Recent reports suggest that the X. fastidiosa outbreak has led to a 20% increase in olive oil prices during 2015.

Image copyright EFSA
Image caption The study sought to identify what species were susceptible to the invasive pathogen

In November 2015, the European Commission announced it was providing seven million euros (£5m) from the EU Horizon 2020 programme to fund research into the pathogen.

One of the areas of the Horizon 2020-funded research will be on plant selection to strengthen tolerance and resistance to the disease.

Dr Stancanelli explained that the experiments established in this study would continue as part of the EU-funded Ponte programme.

"The experimental field realized within the pilot project will serve as unique source of plant material for future project actions aiming at investigating the host-pathogen interactions," he said.

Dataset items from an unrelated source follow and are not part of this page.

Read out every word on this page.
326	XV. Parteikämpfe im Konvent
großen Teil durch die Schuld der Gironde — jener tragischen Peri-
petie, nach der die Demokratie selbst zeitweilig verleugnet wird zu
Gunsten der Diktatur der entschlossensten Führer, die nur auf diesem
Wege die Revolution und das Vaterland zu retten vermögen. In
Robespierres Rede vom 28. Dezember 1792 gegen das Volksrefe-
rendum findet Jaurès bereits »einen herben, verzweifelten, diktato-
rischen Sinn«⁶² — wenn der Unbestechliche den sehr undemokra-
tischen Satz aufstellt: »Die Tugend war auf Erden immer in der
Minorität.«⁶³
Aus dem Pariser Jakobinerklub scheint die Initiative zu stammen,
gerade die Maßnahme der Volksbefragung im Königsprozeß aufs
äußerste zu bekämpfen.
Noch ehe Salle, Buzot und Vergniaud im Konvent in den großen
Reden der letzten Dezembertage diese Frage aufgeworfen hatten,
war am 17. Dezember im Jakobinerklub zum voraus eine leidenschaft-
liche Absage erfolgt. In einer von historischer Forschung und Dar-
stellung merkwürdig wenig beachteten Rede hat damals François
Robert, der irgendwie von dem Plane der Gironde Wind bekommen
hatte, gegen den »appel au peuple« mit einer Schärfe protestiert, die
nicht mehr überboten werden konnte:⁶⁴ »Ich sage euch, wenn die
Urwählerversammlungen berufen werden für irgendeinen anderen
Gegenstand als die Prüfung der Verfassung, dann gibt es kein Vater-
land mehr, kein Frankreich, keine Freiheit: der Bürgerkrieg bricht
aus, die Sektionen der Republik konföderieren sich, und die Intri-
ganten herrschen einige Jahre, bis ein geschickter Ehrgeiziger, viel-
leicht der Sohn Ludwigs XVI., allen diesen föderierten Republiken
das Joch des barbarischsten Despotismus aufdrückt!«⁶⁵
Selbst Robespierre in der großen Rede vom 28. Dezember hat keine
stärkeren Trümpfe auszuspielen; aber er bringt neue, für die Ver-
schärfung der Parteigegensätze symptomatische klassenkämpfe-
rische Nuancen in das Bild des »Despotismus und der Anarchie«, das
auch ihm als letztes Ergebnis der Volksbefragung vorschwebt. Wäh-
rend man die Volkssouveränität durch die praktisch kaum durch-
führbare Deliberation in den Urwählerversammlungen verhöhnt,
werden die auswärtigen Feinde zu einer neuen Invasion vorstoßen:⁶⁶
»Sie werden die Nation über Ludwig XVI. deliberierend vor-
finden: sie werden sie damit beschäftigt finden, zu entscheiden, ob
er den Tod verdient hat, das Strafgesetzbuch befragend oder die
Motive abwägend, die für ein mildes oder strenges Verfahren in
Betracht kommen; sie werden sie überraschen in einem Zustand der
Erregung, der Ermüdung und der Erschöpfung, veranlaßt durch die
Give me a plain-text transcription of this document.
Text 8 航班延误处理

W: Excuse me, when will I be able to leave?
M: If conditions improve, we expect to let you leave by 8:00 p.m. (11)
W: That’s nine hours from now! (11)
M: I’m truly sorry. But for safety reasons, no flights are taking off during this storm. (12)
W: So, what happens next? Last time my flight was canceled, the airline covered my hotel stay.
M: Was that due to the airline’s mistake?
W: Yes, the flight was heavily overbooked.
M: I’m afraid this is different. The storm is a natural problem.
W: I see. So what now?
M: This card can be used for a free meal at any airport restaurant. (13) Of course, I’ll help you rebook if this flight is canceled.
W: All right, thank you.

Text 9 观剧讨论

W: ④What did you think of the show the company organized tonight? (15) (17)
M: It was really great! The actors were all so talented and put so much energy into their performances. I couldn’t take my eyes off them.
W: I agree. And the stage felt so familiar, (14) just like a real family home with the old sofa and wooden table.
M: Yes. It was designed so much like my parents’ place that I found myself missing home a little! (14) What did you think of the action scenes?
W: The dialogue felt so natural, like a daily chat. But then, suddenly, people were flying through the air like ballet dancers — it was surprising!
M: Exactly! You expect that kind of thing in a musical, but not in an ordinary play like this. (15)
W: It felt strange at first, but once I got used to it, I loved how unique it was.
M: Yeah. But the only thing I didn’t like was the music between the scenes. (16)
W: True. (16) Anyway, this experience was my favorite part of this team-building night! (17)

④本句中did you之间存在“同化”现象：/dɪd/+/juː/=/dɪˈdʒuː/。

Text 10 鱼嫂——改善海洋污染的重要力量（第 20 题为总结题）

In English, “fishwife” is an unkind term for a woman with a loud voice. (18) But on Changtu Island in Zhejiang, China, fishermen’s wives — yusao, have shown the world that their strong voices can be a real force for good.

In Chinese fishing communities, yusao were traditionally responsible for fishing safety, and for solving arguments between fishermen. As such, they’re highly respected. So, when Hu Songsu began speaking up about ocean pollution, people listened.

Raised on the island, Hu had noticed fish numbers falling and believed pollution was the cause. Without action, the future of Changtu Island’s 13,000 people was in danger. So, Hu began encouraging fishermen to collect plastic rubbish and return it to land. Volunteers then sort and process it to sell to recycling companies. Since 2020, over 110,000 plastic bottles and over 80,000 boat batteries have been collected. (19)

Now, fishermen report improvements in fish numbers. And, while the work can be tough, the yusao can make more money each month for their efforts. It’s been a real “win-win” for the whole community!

"Investigations will be extended to an additional panel of 20 cultivars which will be planted in... April in the same plot."

The disease plagued citrus farmers in North and South America for decades. It remained confined on these continents until the mid-1990s when it was recorded on pear trees in Taiwan.

According to the European and Mediterranean Plant Protection Organisation (EPPO), which co-ordinates plant protection efforts in the region, the pathogen had been detected prior to 2013 by member nations on imported coffee plants from South America. However, these plants were controlled and the bacterium did not make it into the wider environment.

The arrival of the disease in Italy and its spread to southern France led to the European Commission issuing EU-wide control measures in 2015.

Earlier this year, when a cold-tolerant subspecies of the bacterium was identified in the southern France outbreaks, UK government plant health officials published information for horticulture professionals, especially those importing plants. They were advised of their obligations - such as obtaining the necessary plant passports - and given details of the visible symptoms to look out for on potentially infected plants.